Remember to contact your ACG Governor on important state and local issues impacting you and your practice.
The ACG Board of Governors is one of the most unique aspects of the American College of Gastroenterology. Governors are ACG Fellows that are elected from the membership of a particular state or region. There are currently 76 Governors across seven different regions in the U.S. and abroad. The Board of Governors acts as a two-way conduit between College leadership and the membership at-large. This helps the College make certain it is meeting the evolving needs of the membership. Contact your ACG Governor today.
On June 30th, CMS published the Program Year 2016 Open Payments data, along with newly submitted and updated payment records for Program Years 2013, 2014, and 2015. ACG members can review the data here. The Open Payments program requires that transfers of value by drug, device, biological, and medical supply manufacturers to physicians and teaching hospitals be published on a public website. In Program Year 2016, applicable manufacturers and GPOs reported $8.18 billion in payments and ownership and investment interests to physicians and teaching hospitals. This amount is comprised of 11.96 million total records attributable to 630,824 physicians and 1,146 teaching hospitals.

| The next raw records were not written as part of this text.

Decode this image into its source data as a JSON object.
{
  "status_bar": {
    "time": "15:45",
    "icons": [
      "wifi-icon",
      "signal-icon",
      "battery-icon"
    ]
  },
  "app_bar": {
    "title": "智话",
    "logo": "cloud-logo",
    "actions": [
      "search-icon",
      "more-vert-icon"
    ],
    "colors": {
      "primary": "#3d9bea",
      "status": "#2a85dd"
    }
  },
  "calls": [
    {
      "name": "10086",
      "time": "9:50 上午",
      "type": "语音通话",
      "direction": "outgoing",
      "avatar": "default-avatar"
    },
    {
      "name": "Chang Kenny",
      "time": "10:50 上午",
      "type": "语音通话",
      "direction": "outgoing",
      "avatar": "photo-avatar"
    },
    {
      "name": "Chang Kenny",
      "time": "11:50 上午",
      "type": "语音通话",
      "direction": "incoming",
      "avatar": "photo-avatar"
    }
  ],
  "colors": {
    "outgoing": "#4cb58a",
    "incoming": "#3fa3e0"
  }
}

Inaccurate data about you? Register here in order to review data reported about your practice.
CMS Estimates on MIPS Eligibility-
Who has to participate in MACRA in 2017 vs. 2018?

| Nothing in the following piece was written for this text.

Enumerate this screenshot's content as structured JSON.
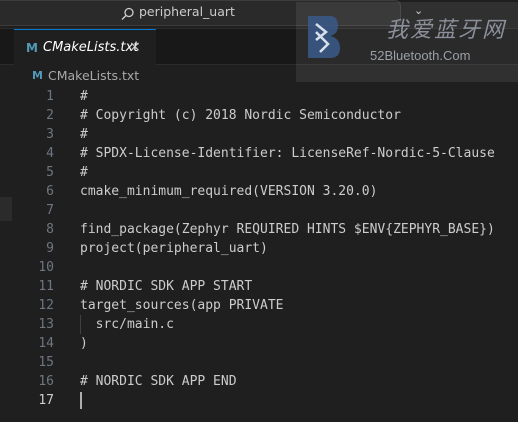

On June 20th, the Centers for Medicare and Medicaid Services (CMS) released the calendar year (CY) 2018 Medicare Quality Payment Program (QPP) proposed regulation. This regulation outlines the proposed requirements for the Merit-based Incentive Payment System (MIPS), as well as for qualified or “advanced” alternative payment models (APMs) under the Medicare Access and CHIP Reauthorization Act of 2015 (MACRA).
In 2017, if you bill more than $30,000 to Medicare, and provide care to more than 100 Medicare patients per year, and you are a: physician; physician assistant; nurse practitioner; clinical nurse specialist; or a CRNA. For 2018, however, CMS proposes to change this “low volume exclusion.” The proposed exclusion would include clinicians with ≤ $90,000 in Part B allowed charges or ≤ 200 Part B beneficiaries.
This is important for a few reasons:
First, it is encouraging to see CMS easing clinicians in small practices into MACRA. ACG has advocated for an orderly transition. In 2017, CMS estimated that the “$30,000 or 100 Medicare patients” low-volume threshold would exclude roughly 383,500 clinicians. The 2018 estimates are almost doubled. In 2018, CMS estimates that roughly 647,200 clinicians would be excluded from MACRA.
Second, CMS notes that, after all the exclusions, only 36-37% of the 1.5 million clinicians billing Medicare Part B services would actually be subject to MIPS. However, please note that CMS seems to include all Medicare Part B clinicians in this calculation instead of the subset of types of clinicians who have to participate in MACRA (see provider type above), which is roughly 1.3 million according to the proposed rule. Therefore, this would increase the percentage to roughly 42-44%. But still, less than 50% of Medicare Part B clinicians are estimated to participate in MIPS next year, which equals to approximately 555,000 to 572,300 clinicians (depending on data model). This is comparable to CMS’ estimate of 53-57% of clinicians excluded from MIPS in 2017. Thus, it is encouraging to see CMS continuing to ease providers into MACRA.
Of note: One major reason for these 2018 estimates is that roughly 572,300 Medicare Part B clinicians would be participating in an alternative payment model (APM). Is this a lofty estimate? CMS estimated that in 2017, a range of 70,000-120,000 clinicians would qualify for an APM, and thus be excluded from MIPS.
GI estimates: CMS estimates that there are roughly 10,910 clinicians in 2018 that would be subject to MIPS (compared to 12,773 in 2017).